The Cares program is being established as a year-long pilot program. It will benefit 16 percent of the estimated undocumented population in Contra Costa, about 19,000 people. Advocates hope the program will continue and be expanded after this first year.
The Board of Supervisors agreed to allocate $500,000 to Cares. In addition, three local hospitals — including Kaiser, Sutter Health and John Muir Health — have promised an additional $500,000 in funding.
Supervisor Candace Andersen cast the lone dissenting vote, saying that she worries that funding for the program is not sustainable.
"To me when you start a pilot program, you need to see where to go next, and I don't see the funding in place right now," said Andersen. "I'm very troubled that we are having to take half a million dollars from our general fund."
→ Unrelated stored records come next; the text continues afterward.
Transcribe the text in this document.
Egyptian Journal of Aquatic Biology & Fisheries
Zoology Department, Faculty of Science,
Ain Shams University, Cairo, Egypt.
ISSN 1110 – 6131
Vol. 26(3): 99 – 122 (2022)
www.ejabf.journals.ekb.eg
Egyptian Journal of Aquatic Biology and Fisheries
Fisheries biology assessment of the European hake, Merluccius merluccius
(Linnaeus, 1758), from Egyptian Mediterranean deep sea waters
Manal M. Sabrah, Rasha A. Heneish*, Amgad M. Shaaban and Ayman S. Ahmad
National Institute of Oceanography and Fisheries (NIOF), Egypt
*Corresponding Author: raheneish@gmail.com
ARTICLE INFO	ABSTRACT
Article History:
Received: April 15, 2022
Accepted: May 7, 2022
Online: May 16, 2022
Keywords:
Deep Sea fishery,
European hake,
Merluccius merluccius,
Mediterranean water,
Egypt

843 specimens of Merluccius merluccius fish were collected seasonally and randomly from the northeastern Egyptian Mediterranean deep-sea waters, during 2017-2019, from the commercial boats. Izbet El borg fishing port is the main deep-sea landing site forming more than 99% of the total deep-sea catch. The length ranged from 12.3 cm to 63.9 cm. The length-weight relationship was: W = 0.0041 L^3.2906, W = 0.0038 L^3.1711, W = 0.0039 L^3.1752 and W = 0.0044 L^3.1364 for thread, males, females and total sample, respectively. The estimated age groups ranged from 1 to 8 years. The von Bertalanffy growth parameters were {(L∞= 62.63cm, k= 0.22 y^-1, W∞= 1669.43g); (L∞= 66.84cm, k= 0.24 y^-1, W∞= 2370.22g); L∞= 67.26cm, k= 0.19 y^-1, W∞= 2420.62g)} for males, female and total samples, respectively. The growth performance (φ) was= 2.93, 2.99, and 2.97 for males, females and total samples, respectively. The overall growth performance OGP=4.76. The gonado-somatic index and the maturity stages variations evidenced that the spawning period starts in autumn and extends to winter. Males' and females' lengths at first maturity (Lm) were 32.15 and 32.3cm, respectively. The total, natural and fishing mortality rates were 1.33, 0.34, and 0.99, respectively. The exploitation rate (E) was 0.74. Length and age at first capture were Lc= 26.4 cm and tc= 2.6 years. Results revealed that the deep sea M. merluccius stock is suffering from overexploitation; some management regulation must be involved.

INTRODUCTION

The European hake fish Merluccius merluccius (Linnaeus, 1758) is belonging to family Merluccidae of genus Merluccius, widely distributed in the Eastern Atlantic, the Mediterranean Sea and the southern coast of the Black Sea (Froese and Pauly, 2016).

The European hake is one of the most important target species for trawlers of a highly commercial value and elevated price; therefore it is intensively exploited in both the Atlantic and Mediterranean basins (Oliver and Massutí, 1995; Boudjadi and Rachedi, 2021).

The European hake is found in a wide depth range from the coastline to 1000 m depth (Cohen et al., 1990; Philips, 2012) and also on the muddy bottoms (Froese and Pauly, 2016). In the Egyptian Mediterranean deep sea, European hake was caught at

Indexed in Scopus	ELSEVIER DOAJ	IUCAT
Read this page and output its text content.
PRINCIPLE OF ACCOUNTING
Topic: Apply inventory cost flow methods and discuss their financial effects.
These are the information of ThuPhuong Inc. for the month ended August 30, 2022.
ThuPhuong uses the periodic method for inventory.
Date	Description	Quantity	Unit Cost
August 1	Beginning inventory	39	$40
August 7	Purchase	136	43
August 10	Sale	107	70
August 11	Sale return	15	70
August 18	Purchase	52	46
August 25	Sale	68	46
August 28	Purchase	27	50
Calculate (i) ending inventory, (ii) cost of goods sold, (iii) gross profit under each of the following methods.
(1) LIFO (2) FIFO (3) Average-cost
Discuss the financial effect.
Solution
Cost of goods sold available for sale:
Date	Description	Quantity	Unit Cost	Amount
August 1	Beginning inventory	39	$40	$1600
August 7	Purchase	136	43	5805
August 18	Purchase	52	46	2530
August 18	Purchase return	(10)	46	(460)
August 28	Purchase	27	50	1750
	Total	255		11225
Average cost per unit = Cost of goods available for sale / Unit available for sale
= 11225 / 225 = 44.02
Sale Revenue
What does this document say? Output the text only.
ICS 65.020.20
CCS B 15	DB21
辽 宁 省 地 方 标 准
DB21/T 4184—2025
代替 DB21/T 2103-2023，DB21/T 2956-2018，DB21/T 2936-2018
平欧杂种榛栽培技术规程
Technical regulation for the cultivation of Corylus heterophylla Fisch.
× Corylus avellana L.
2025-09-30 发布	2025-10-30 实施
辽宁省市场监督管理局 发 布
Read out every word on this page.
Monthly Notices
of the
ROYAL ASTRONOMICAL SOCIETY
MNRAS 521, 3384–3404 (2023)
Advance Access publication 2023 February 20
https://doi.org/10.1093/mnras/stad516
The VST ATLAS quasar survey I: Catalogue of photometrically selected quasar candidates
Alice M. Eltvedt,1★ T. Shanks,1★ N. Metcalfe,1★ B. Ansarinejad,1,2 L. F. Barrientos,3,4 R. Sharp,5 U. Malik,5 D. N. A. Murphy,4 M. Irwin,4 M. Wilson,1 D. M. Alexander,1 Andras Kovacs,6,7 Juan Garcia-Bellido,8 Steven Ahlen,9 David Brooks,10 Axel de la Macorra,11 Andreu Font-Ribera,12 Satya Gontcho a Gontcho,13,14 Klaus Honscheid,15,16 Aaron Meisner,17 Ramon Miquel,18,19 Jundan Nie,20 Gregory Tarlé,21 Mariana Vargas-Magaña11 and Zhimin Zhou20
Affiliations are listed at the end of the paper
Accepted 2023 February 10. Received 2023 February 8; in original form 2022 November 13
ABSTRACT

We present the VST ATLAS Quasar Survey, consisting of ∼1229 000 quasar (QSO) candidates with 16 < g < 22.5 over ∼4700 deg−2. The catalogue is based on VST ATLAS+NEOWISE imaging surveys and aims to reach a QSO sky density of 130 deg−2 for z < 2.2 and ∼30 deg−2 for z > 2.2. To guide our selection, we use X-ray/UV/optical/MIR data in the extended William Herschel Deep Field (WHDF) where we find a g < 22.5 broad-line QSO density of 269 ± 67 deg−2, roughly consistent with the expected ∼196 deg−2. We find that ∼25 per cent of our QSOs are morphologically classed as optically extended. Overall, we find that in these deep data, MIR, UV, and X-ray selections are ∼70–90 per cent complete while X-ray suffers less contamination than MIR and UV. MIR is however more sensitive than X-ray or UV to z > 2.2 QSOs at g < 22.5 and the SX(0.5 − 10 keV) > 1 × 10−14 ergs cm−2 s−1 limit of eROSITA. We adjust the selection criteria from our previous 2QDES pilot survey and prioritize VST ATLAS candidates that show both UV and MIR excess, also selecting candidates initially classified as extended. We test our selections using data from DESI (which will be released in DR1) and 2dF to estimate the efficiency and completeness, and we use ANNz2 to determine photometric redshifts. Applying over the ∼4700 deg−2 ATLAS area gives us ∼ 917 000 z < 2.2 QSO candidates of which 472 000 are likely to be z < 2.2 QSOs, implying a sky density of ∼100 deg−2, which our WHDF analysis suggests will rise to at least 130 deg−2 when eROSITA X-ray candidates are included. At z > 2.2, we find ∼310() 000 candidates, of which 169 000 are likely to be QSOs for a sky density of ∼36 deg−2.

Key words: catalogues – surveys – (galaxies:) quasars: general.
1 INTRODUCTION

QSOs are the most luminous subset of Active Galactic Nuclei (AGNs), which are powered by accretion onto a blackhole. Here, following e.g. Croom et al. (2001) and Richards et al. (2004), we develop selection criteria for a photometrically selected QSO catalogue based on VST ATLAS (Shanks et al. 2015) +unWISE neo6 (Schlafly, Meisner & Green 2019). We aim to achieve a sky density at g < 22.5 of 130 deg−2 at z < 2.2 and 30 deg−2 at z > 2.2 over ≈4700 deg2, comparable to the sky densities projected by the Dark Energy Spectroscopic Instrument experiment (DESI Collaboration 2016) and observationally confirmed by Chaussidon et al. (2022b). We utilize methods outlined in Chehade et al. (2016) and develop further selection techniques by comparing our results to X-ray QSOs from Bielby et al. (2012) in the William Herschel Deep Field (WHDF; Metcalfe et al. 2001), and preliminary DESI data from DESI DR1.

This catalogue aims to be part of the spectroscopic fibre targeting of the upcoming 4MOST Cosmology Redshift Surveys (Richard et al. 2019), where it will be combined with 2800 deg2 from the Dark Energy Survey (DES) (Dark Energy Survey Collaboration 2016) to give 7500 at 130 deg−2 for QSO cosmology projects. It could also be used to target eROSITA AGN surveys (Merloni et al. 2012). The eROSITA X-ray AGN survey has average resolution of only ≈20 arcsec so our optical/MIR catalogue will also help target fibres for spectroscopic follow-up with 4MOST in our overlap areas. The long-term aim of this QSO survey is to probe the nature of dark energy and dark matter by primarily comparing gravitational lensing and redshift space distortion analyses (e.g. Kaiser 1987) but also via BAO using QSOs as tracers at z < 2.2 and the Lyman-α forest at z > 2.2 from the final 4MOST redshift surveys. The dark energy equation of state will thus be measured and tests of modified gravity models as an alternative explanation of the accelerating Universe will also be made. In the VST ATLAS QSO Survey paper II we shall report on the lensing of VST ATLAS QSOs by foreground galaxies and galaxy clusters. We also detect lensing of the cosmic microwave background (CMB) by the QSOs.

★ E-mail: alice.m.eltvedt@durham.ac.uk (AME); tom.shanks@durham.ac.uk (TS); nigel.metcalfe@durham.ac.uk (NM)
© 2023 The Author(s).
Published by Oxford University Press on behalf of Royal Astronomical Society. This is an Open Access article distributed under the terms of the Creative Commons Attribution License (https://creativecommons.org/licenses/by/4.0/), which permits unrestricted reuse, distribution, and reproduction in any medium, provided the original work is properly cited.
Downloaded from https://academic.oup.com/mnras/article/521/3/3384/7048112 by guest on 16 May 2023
Before the summer, only a few counties in California provided health care services to immigrants in the country illegally. In June, a group of 35 mostly-rural counties in California opted to cover all residents regardless of immigration status, according to the advocacy group Health Access. Last week, the Monterey County Board of Supervisors gave a thumbs-up to expanding health care services.
"Contra Costa is in good company in regards to this," said Anthony Wright, executive director of Health Access. "It's a really important step forward."
In California, an estimated 1 million undocumented immigrants remain uninsured, said Wright.